По сведениям рапорта петербургскому градоначальнику пристава I участка Казанской части, толпа манифестантов в количестве от 3 до 4 тыс. человек с национальными флагами подошла к Казанскому собору и пропела несколько раз гимн, после чего кем-то из толпы было предложено обратиться к градоначальнику с ходатайством об удалении всех немцев и немок с телеграфных учреждений. По отношению к немцам было решено держать себя спокойно, но ходатайствовать перед правительством об удалении их из Санкт-Петербурга. При этом указывалось, что если правительство не примет соответствующих мер, манифестанты будут расправляться с немцами своими силами. Этим же днем у подъезда германского посольства со стены была снята медная доска, на которой значилось, что в этом доме помещалась канцелярия германской миссии.

Предложения объявления бойкота всем немцам, оставшимся в России, а также аналогичные требования немедленного их выселения можно было услышать и во время патриотической манифестации рабочих Петербургской стороны, проходившей около шести часов вечера 22 июля. Тем не менее ждать действий со стороны правительства у населения Петербурга терпения не хватило, и события приняли другой оборот.

День 22 июля во всех районах столицы и на окраинах прошел с удивительным подъемом. В разных частях города, за заставами были организованы грандиозные патриотические манифестации. К вечеру по городу распространились слухи о крайне некорректном отношении немецких правительственных органов к покидавшим Германию российским подданным, в том числе и к чинам российского дипломатического представительства; о задержании поезда, в котором следовала вдовствующая императрица Мария Федоровна; о том, что немцы не отнеслись с должным уважением к великому князю Константину Константиновичу, который был вынужден пешком перейти границу; о враждебной демонстрации перед русским посольством в Берлине и даже о его разгроме. Кроме того, в этот вечер Англия предъявила ультиматум Германии с требованием безоговорочного нейтралитета.

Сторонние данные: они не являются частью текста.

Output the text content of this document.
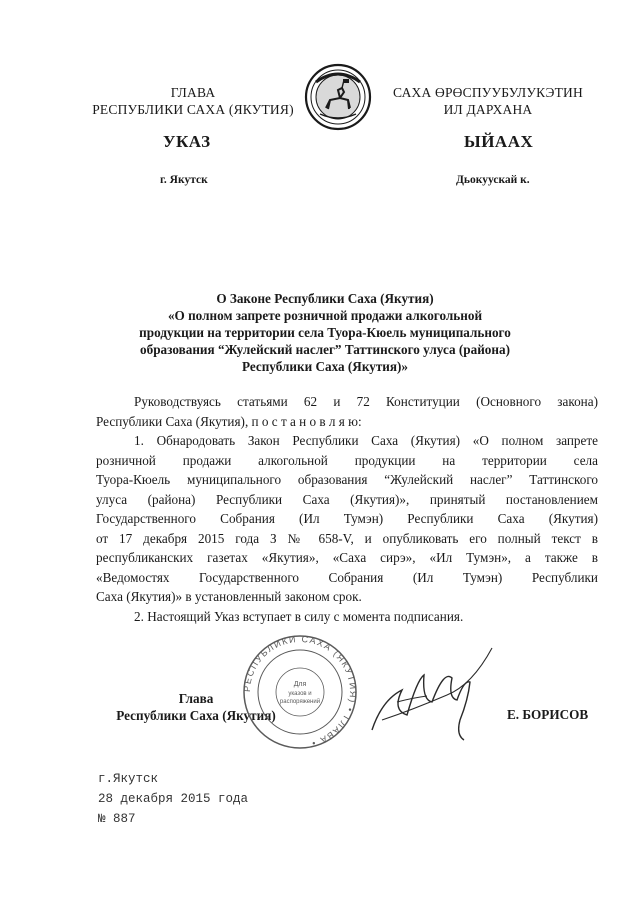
ГЛАВА
РЕСПУБЛИКИ САХА (ЯКУТИЯ)
САХА ӨРӨСПУУБУЛУКЭТИН
ИЛ ДАРХАНА
УКАЗ	ЫЙААХ
г. Якутск	Дьокуускай к.
О Законе Республики Саха (Якутия)
«О полном запрете розничной продажи алкогольной
продукции на территории села Туора-Кюель муниципального
образования “Жулейский наслег” Таттинского улуса (района)
Республики Саха (Якутия)»
Руководствуясь статьями 62 и 72 Конституции (Основного закона)
Республики Саха (Якутия), п о с т а н о в л я ю:
1. Обнародовать Закон Республики Саха (Якутия) «О полном запрете
розничной продажи алкогольной продукции на территории села
Туора-Кюель муниципального образования “Жулейский наслег” Таттинского
улуса (района) Республики Саха (Якутия)», принятый постановлением
Государственного Собрания (Ил Тумэн) Республики Саха (Якутия)
от 17 декабря 2015 года З № 658-V, и опубликовать его полный текст в
республиканских газетах «Якутия», «Саха сирэ», «Ил Тумэн», а также в
«Ведомостях Государственного Собрания (Ил Тумэн) Республики
Саха (Якутия)» в установленный законом срок.
2. Настоящий Указ вступает в силу с момента подписания.
Глава
Республики Саха (Якутия)
РЕСПУБЛИКИ САХА (ЯКУТИЯ) • ГЛАВА •
Для
указов и
распоряжений
Е. БОРИСОВ
г.Якутск
28 декабря 2015 года
№ 887
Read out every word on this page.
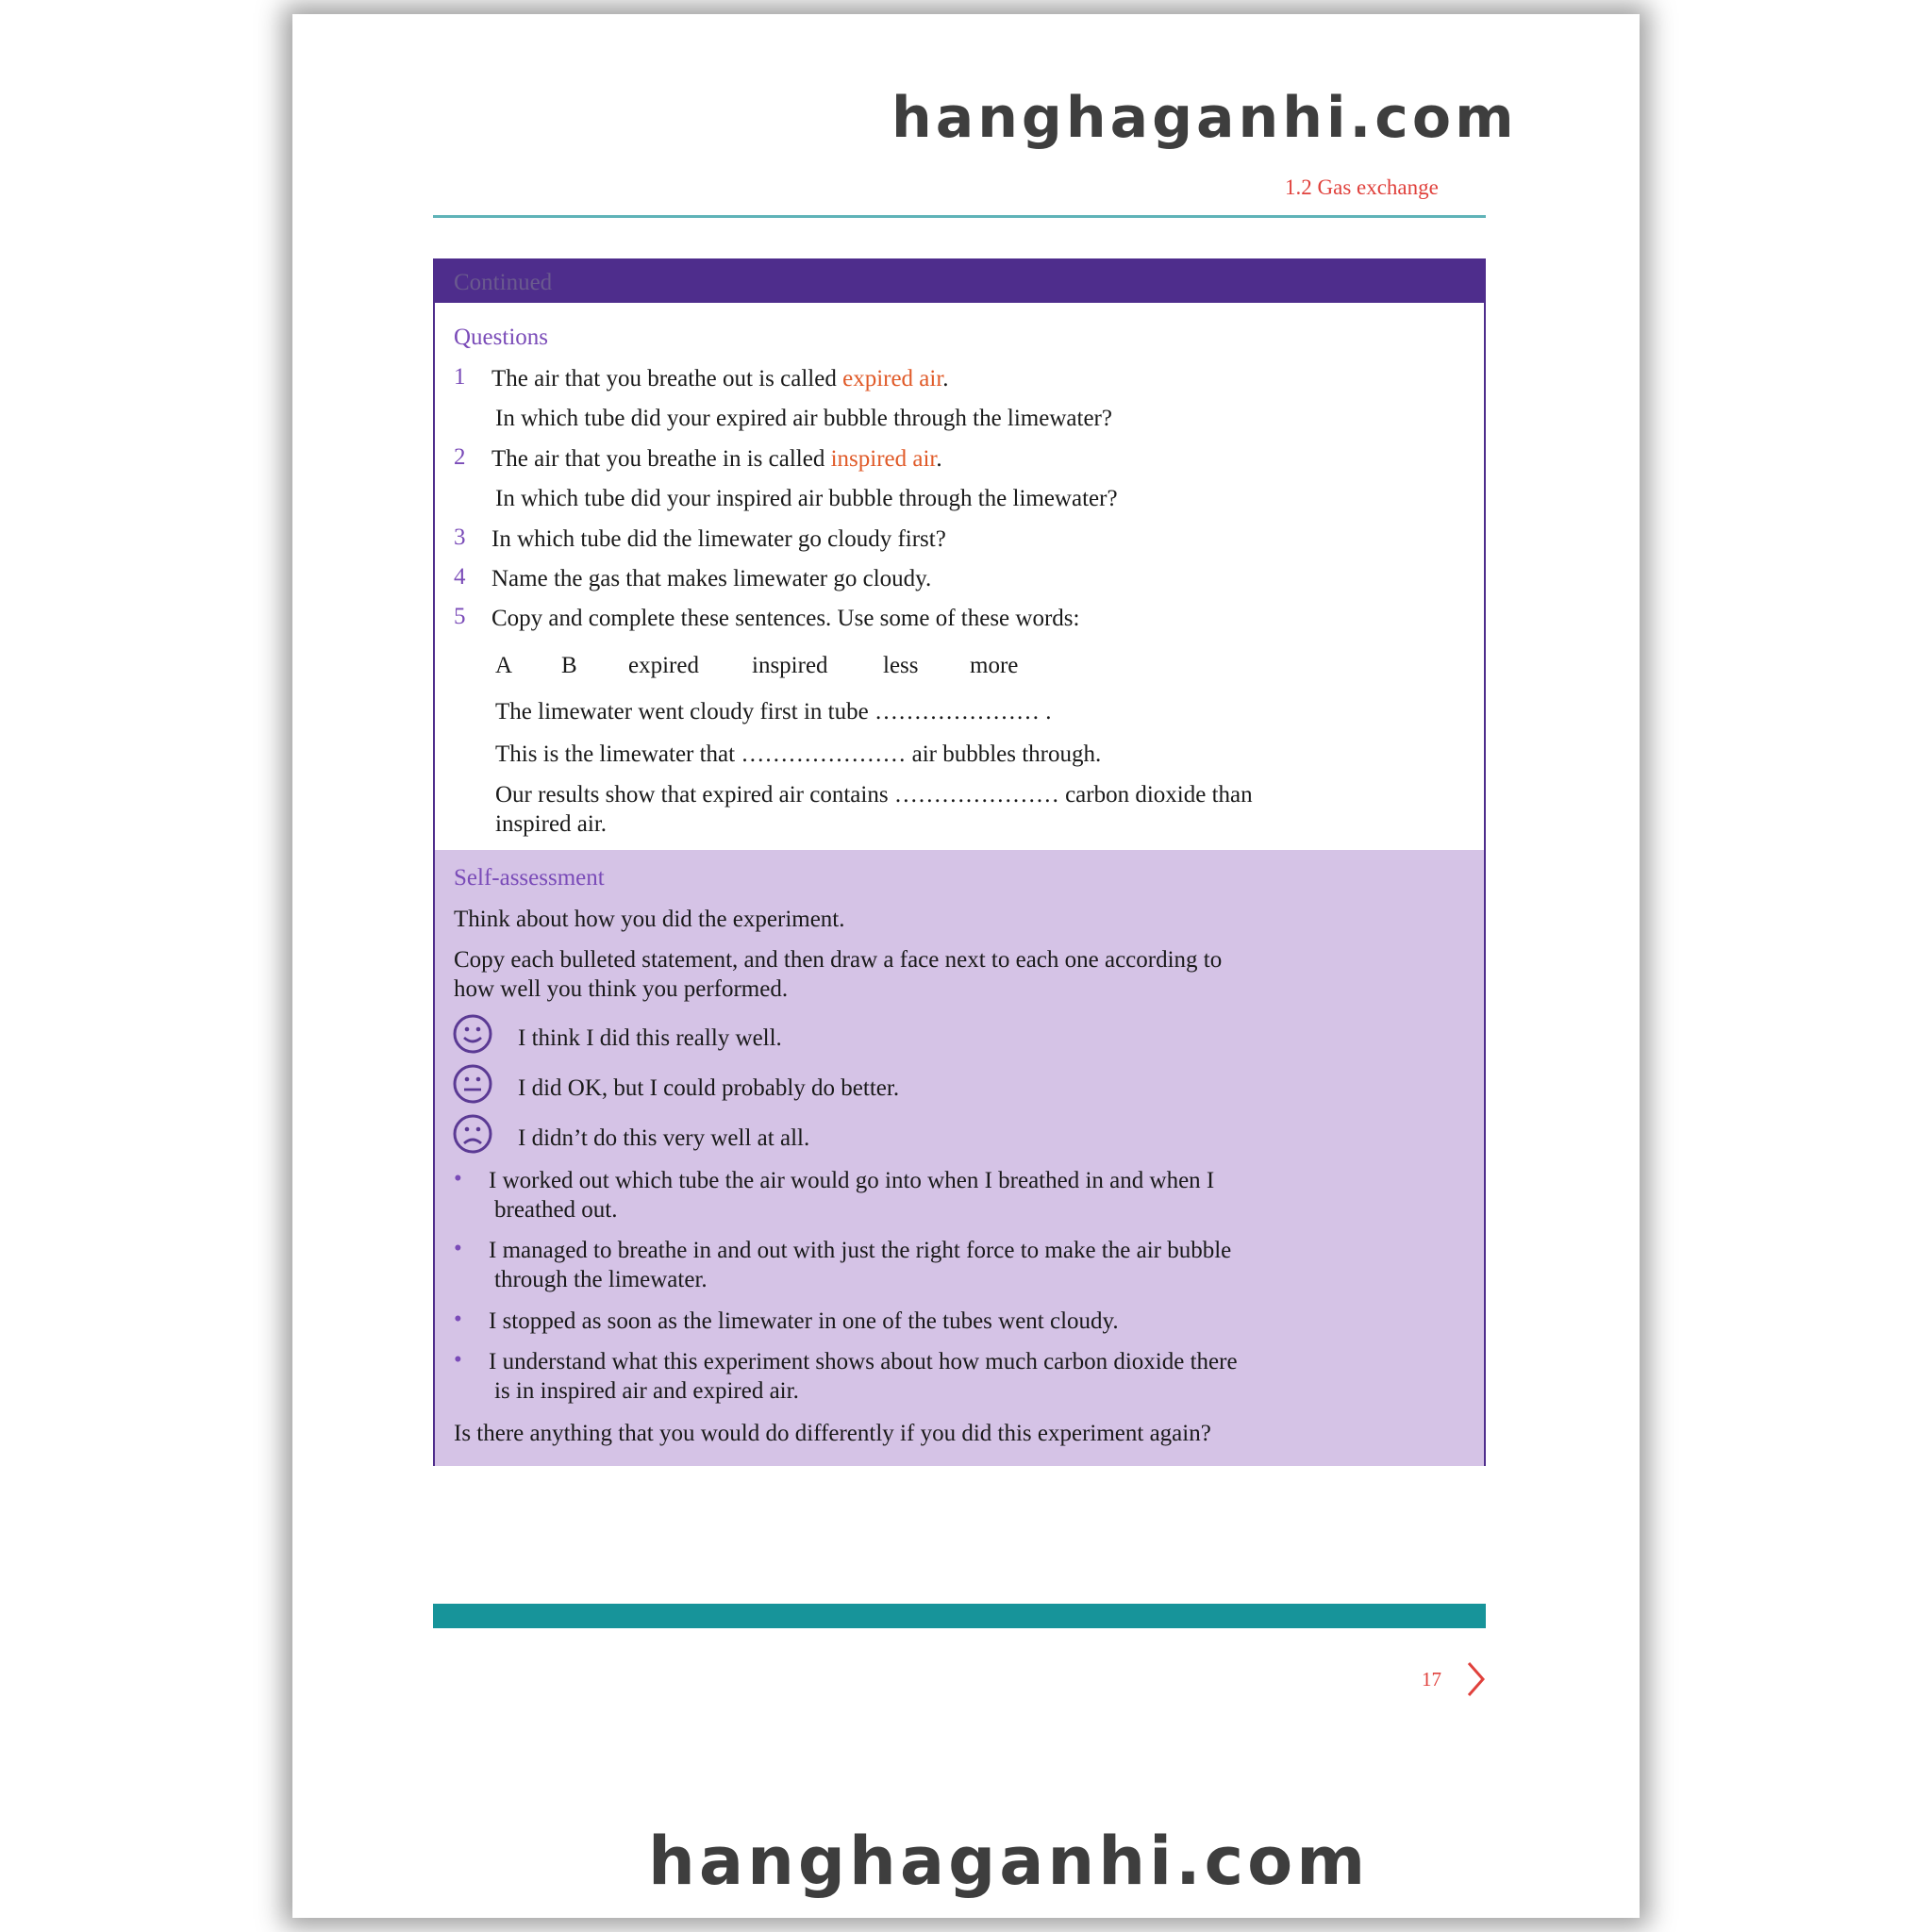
hanghaganhi.com
1.2 Gas exchange
Continued
Questions
1 The air that you breathe out is called expired air.
In which tube did your expired air bubble through the limewater?
2 The air that you breathe in is called inspired air.
In which tube did your inspired air bubble through the limewater?
3 In which tube did the limewater go cloudy first?
4 Name the gas that makes limewater go cloudy.
5 Copy and complete these sentences. Use some of these words:
A B expired inspired less more
The limewater went cloudy first in tube ………………… .
This is the limewater that ………………… air bubbles through.
Our results show that expired air contains ………………… carbon dioxide than
inspired air.
Self-assessment
Think about how you did the experiment.
Copy each bulleted statement, and then draw a face next to each one according to
how well you think you performed.
I think I did this really well.
I did OK, but I could probably do better.
I didn’t do this very well at all.
• I worked out which tube the air would go into when I breathed in and when I
breathed out.
• I managed to breathe in and out with just the right force to make the air bubble
through the limewater.
• I stopped as soon as the limewater in one of the tubes went cloudy.
• I understand what this experiment shows about how much carbon dioxide there
is in inspired air and expired air.
Is there anything that you would do differently if you did this experiment again?
17
hanghaganhi.com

Известие об этом событии быстро распространилось в Санкт-Петербурге, что также вдохновило манифестантов. На Невском проспекте стали собираться толпы народа, над ними появились портреты Николая II и цесаревича Алексея, национальные русские флаги и стяги с различными плакатами. Манифестанты направились к английскому посольству, по пути остановились у Казанского собора, затем направились на Дворцовую площадь. У Александровской колонны выступивший оратор объявил, что России суждено начать вторую отечественную войну, и с пением «Славься ты, славься, русский царь!» манифестанты двинулись на Миллионную улицу[76].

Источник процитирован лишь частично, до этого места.